The number of persons who have died from Cerebrospinal Meningitis (CSM ) in the Upper West Region this year has increased from 18 to 33 in the last two weeks.
In all, a total of 215 cases have been recorded at various health facilities in the region.
The region has also recorded one case of COVID-19.
Speaking to the Daily Graphic in an interview in Wa last Sunday, the Upper West Region Disease Control Officer, Mrs Justina Zoyah-Diedong, said the deceased were aged 11 and above.
The Jirapa Municipality has recorded 36 cases and nine deaths; Nadowli District, 65 cases with nine deaths; Nandom District, 69 cases with nine deaths; Wa Municipality, 21 cases and four deaths; Wa West Municipality with 15 cases and one death and Lawra Municipality, six cases with one death.
She described CSM as a disease that attacks a person’s central nervous system and causes inflammation of the covering of the brain and spinal cord.
Mrs Zoyah-Diedong said symptoms of the disease included fever, headache, nausea, vomiting, stiff neck, photophobia, altered consciousness, convulsions and finally coma, leading to death.
She said the region lay in the meningitis belt which stretched across Nadowli, Jirapa, Lawra, Nandom into Burkina Faso, adding that, “because of the climatic condition in the area which is dry, very hot and dusty at this time of the year meningitis epidemics are an annual occurrence” .

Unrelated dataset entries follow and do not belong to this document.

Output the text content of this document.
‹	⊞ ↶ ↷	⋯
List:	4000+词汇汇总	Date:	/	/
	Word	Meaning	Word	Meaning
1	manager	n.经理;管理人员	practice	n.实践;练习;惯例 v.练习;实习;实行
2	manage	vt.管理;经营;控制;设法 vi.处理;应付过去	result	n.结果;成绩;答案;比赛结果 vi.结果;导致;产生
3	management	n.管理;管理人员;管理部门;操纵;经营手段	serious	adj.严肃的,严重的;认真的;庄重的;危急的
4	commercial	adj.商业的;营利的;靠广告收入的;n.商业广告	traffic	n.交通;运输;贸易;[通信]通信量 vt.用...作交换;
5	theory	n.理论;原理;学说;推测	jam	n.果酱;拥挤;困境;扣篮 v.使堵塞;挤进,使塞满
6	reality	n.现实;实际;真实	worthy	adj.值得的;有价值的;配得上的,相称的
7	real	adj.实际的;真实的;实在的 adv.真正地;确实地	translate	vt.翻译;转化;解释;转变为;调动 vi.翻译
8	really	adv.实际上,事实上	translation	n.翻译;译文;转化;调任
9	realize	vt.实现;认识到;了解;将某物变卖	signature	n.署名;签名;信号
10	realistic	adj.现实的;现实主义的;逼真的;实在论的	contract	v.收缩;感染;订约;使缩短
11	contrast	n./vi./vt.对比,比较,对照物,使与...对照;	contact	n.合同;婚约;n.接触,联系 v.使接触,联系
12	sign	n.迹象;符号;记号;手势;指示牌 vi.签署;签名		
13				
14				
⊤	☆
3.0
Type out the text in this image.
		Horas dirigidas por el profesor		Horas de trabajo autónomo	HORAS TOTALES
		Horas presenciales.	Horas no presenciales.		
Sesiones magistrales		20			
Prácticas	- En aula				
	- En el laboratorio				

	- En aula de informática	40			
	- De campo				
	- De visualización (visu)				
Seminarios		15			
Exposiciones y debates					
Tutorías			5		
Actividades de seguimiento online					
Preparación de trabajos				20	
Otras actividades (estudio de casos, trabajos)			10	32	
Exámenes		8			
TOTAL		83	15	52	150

She said health authorities in the region were worried because of the absence of reagents to trace the causative bacteria and allow for a remedy, such as a vaccine, to be prescribed for treatment.
Mrs Zoyah-Diedong said all the districts in the region had recorded cases of the disease which was airborne and it normally began from October, with March and April as the peak periods.
“Blood samples sent to the Public Health Reference Laboratory for testing indicated that they were dealing with Streptococcus Pneumonia which had no vaccines for adults,” she said.
Fears of more cases
According to Mrs Zoyah-Diedong, there were fears that there could be more cases recorded since the dry condition causing the spread of the disease would still prevail until the rains set in next month.
The Upper West Region Disease Control Officer advised the people to adhere to the necessary protocols, including avoiding over crowding, covering one’s mouth and nose when coughing or sneezing, washing hands frequently and reporting early at a health facility for diagnosis and treatment.
She said the disease would subside when the rains hopefully set in by the end of the month.